しかし、韓国の場合、日本やドイツなどから輸入している「素部装」は高価です。このため、ウォン安になったとしても「素部装」の輸入価格が上昇し、その価格上昇分は製品価格に転嫁せざるを得ず、結果的にウォン安だからといって輸出競争力が増えるとは限らないのです。

行き過ぎた自国通貨安は企業倒産を加速させかねない

それだけではありません。

ウォン安になれば、韓国企業が外国の金融機関から借り入れている外貨建債務の返済負担が上昇し、韓国企業のなかには財務制限条項(コベナンツ)に抵触する事例が出て来るおそれもあります。

あるいは、韓国の場合は貿易赤字状態が常態化すると、外国金融機関の韓国に対するリスク許容度が下がり、韓国企業が借り入れている短期資金の借り換え(ロール)を拒絶されるかもしれず、最悪の場合、いくつかの韓国企業はそのまま資金繰りに窮して倒産してしまうかもしれません。

このあたりも、国全体が対外債権国である日本とは事情が根底から異なっている部分です。

ただ、こうした議論を述べていると、「ドルに対してウォン安になったとしても、円などに対してウォン高になっていたとしたら、必ずしもそのような仮定は成り立たないのではないか」、といった疑問を聞くこともあります。

こうした疑問に答えるうえで興味深いものが、韓国銀行のデータベースに含まれています。それは、韓国の輸出入に占める「決済通貨」の割合です(図表2)。

図表2-1 韓国の輸出に占める決済通貨の割合(2021年12月時点)
決済通貨金額比率
米ドル512.95億ドル84.50%
ユーロ35.27億ドル5.80%
日本円15.31億ドル2.50%
韓国ウォン13.37億ドル2.20%
その他の通貨30.44億ドル5.00%
 人民元11.35億ドル1.90%
 ロシアルーブル3.62億ドル0.60%
 豪ドル2.81億ドル0.50%
 英ポンド2.56億ドル0.40%
図表2-2 韓国の輸入に占める決済通貨の割合(2021年12月時点)
決済通貨金額比率
米ドル496.04億ドル81.10%
ユーロ34.44億ドル5.60%
韓国ウォン38.45億ドル6.30%
日本円28.78億ドル4.70%
人民元9.28億ドル1.50%

(【出所】韓国銀行データをもとに著者作成)

…。

つまり、韓国にとってはウォン安・ドル高は輸出には大きな恩恵をもたらすものの、輸入面では購入価格の上昇を通じ、韓国経済には非常にネガティブな影響を与えかねないのです。

円に対するウォン高は輸入購買力を高める

ただし、韓国にとっては貿易取引の圧倒的多数が米ドルでの取引により占められていますが、日本からの輸入取引に限定していえば、2021年12月時点における円建て取引の割合は44.8%で、米ドル建て取引の割合は50.5%です。

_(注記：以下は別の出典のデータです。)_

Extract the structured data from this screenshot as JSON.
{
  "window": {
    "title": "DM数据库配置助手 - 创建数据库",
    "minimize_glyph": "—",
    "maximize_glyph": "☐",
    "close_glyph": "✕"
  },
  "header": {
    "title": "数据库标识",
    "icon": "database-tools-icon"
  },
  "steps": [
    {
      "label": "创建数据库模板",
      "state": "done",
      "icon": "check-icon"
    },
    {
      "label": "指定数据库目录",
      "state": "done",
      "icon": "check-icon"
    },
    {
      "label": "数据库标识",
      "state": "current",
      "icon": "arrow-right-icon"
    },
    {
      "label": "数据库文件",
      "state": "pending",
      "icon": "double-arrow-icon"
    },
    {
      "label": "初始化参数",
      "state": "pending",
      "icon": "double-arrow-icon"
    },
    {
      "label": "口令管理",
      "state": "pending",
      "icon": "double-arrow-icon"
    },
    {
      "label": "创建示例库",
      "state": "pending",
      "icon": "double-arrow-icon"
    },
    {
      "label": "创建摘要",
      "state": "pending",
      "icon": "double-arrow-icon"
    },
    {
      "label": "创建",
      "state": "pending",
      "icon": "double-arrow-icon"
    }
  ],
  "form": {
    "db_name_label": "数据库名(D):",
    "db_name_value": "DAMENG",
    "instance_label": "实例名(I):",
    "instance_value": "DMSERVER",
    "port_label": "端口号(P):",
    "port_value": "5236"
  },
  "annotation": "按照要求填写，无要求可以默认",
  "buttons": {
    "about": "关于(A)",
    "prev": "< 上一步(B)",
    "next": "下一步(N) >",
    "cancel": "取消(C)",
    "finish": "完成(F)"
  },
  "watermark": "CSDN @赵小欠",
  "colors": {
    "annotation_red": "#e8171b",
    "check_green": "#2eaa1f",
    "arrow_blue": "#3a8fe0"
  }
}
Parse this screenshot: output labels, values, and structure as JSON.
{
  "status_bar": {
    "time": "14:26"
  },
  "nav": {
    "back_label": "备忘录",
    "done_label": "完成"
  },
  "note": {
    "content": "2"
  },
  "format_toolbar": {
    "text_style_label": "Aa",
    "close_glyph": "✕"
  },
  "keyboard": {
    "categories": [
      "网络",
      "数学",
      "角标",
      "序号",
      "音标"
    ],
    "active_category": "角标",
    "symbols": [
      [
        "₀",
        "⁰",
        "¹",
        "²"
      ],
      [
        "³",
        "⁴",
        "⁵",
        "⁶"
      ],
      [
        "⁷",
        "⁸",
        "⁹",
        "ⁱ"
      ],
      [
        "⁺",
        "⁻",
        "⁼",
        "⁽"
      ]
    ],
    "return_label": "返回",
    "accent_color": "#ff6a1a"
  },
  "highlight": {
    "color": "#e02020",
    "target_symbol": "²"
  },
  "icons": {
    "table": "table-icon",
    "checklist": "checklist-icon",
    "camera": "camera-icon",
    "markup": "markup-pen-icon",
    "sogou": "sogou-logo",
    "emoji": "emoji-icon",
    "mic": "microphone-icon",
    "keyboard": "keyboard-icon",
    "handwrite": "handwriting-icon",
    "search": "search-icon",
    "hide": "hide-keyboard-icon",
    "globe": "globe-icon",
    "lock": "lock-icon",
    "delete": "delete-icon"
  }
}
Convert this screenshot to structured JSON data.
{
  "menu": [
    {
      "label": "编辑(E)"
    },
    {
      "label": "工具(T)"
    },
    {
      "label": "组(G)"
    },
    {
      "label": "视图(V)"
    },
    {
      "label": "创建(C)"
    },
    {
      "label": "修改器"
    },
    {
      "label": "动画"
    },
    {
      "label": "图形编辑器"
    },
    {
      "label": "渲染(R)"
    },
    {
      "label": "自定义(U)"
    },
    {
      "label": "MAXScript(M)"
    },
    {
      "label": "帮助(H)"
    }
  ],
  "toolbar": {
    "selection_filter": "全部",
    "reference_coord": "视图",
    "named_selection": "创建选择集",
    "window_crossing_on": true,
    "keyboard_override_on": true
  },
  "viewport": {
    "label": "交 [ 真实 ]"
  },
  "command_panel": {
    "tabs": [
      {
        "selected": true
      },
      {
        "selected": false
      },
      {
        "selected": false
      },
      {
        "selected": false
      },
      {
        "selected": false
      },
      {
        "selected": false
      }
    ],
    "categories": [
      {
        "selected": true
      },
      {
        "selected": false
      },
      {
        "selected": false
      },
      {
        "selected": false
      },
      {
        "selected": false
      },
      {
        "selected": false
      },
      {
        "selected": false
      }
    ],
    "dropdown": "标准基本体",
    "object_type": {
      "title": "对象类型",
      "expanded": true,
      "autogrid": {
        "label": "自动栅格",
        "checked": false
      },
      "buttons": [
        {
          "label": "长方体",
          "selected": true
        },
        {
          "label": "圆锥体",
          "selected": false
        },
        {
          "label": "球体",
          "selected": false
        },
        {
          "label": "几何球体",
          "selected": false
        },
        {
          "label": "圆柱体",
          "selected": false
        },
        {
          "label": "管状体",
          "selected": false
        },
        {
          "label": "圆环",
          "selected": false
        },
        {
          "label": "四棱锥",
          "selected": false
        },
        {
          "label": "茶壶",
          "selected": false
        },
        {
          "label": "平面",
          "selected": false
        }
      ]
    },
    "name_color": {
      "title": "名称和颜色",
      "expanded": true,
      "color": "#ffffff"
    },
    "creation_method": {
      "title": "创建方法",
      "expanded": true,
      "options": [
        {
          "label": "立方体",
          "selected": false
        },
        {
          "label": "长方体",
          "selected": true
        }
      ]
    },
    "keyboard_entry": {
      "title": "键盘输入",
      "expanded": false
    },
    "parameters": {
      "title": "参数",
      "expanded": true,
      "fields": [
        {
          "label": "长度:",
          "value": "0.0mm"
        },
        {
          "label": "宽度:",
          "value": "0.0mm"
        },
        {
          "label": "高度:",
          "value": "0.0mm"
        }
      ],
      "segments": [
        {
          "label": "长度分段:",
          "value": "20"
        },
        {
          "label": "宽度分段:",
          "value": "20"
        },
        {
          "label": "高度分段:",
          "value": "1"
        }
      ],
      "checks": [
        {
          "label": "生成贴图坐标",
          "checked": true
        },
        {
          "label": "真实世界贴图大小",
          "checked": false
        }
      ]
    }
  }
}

したがって、年初来で見て、円がウォン以上に米ドルに対して下落している昨今の状況に照らせば、韓国にとっては(偶然ながらも)むしろ円に対しては輸入購買力が上昇しており、そのことが韓国企業にとっては「干天の慈雨」でもあるのかもしれません。

実際、韓国の対日貿易については過去から一貫して貿易赤字を計上しているものの、昨今のウォン安にも関わらず、あまり貿易赤字が増えている形跡はありません(図表3)。

図表3 韓国の貿易(対日本)

(【出所】韓国銀行データをもとに著者作成。なお、左軸と右軸でスケールが異なる点には要注意)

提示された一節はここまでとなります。